Dollar: Slowing momentum, same direction
|Stock market sentiment is moving out of the extreme fear zone it plunged into last week, and the dollar has paused its strengthening. Friday's CPI report came in slightly weaker than average forecasts, reducing the fear of future Fed monetary policy.
Traders probably assumed that the Fed had better information about recent inflationary trends, which caused the sell-off in US equities to accelerate and expand. However, Friday's data eased the pressure, allowing the indices (except for Russell2000) to begin to recoup losses.
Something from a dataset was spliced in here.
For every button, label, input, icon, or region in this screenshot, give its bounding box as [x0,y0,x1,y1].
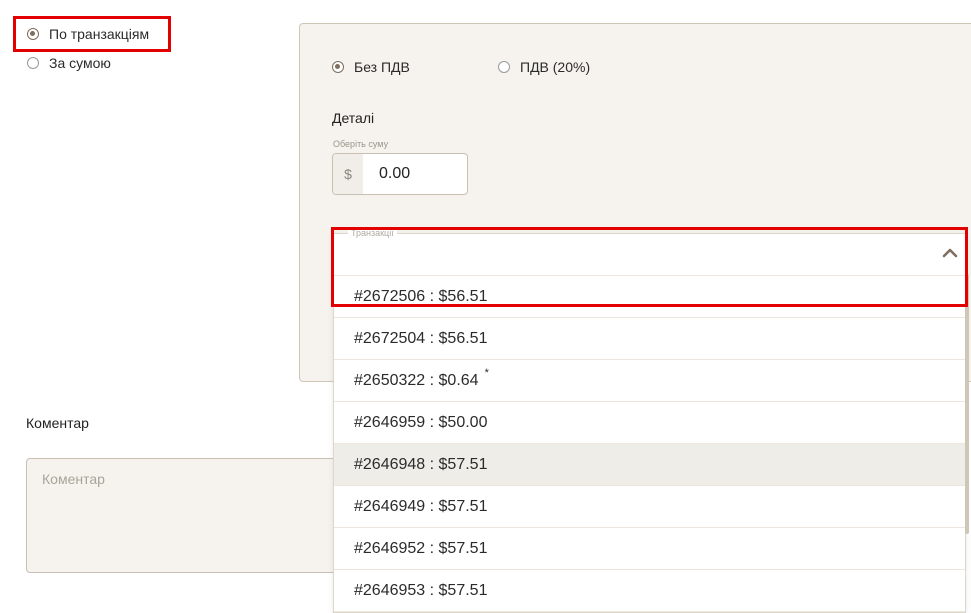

The dollar index took a step back, returning below 108, while EURUSD bounced above 1.04 and GBPUSD above 1.25.
One can understand the change in tone from Fed members, as the Personal Consumption Price Index accelerated to 2.4% y/y against 2.3% in October and a low of 2.1% in September. The Fed's preferred inflation gauge showed gains of 2.8% y/y in November and October. That, too, is an acceleration from June's 2.6%, the lowest in this cycle. On the other hand, it is lower than the 2.9% y/y anticipated.
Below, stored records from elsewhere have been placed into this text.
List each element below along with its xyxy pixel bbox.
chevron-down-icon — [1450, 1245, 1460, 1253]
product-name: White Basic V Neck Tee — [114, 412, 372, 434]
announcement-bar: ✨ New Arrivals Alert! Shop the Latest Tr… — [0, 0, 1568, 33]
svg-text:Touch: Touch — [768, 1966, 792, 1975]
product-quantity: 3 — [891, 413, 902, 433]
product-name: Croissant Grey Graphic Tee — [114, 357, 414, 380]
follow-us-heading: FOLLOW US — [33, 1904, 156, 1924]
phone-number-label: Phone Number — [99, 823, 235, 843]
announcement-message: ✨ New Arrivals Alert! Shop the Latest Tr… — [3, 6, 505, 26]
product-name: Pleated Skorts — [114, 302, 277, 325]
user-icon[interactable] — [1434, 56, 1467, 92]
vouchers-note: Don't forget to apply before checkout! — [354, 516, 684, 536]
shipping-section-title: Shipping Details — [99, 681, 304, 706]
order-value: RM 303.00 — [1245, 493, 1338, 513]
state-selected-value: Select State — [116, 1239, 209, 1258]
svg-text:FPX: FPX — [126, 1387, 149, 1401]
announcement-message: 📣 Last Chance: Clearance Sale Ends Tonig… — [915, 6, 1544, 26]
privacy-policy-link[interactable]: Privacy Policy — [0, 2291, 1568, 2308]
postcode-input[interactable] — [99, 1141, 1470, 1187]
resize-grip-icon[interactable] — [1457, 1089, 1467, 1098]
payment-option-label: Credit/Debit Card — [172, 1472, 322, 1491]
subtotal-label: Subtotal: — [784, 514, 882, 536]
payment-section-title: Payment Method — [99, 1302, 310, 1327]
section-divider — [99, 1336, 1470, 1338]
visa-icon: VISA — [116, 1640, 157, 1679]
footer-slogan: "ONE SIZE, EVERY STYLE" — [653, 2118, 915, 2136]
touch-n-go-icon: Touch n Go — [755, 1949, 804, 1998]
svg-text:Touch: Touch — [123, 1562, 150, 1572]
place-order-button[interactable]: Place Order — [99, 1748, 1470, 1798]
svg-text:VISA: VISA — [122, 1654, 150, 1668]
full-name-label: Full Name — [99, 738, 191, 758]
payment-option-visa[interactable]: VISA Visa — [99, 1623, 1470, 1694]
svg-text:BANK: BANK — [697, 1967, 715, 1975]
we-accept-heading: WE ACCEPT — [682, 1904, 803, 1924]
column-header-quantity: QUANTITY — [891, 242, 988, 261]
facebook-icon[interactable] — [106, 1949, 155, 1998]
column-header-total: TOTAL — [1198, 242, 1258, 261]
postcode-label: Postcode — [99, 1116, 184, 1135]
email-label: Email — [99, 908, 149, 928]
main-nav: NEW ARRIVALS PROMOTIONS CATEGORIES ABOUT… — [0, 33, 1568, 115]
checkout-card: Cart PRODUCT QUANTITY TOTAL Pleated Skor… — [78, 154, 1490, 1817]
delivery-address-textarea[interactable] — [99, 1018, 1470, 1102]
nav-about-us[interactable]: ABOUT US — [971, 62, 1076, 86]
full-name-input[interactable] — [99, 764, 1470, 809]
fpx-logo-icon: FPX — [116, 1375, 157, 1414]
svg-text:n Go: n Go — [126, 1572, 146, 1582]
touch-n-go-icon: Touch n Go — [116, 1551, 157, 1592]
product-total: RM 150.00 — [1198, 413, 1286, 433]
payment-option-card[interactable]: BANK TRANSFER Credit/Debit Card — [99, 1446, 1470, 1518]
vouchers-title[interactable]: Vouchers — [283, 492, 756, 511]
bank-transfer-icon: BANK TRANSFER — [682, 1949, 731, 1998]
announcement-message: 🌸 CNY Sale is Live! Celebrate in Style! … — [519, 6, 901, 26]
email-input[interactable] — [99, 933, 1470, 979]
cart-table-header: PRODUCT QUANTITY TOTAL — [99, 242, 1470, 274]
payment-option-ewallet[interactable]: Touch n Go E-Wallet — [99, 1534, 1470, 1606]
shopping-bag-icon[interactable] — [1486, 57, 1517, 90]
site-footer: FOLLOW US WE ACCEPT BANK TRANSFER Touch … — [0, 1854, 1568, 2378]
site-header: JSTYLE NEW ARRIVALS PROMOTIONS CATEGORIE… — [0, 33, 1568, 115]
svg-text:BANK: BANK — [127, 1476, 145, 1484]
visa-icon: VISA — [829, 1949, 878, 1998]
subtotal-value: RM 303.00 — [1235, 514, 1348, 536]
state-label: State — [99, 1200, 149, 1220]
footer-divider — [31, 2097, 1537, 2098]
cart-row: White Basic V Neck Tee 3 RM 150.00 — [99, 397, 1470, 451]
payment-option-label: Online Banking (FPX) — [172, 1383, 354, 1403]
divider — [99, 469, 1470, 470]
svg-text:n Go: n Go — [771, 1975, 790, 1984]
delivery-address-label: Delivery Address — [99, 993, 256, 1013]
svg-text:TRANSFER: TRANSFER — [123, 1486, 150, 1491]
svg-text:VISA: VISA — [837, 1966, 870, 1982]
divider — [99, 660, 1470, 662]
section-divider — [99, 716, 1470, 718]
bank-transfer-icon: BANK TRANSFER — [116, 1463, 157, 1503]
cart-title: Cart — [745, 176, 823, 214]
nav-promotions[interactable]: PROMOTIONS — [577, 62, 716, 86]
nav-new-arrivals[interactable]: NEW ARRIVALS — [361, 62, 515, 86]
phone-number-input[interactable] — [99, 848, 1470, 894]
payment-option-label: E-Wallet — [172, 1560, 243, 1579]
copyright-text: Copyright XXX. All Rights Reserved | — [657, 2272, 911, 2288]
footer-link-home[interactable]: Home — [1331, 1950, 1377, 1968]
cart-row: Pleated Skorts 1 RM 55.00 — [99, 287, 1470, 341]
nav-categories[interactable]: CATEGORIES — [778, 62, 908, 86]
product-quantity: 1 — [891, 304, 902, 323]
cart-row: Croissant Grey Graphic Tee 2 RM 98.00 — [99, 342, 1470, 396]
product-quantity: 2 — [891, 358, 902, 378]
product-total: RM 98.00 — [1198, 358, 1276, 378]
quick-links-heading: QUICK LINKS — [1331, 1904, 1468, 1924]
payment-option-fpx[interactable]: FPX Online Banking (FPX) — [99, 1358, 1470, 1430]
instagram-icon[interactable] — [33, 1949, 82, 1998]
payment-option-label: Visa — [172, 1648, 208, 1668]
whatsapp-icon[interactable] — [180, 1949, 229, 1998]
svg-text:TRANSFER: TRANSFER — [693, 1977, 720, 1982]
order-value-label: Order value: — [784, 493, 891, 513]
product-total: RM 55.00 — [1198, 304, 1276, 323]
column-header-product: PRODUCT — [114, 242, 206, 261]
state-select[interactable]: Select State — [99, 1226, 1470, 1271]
Favourable vibes were reinforced by the University of Michigan report, which showed inflation expected in a year at 2.8% vs. the first estimate of 2.9% and the same expectations but accelerating from 2.6% previously.
Friday's data triggered short-term profit-taking in dollar long positions. The effect is unlikely to be long-lasting, affecting the intensity of the current trend but not the direction. Inflation remains above target, accelerating instead of slowing. US economic activity is currently better than many peers, keeping the balance in favour of higher interest rates compared to other G10 currencies.
Simply put, fundamentals continue to point to the potential for a stronger dollar, bringing it closer to parity with the euro in the next couple of weeks and into the 0.95 area by the end of Q1 2025. The dollar index would then return to the 2022 highs, entering the 112-115 territory.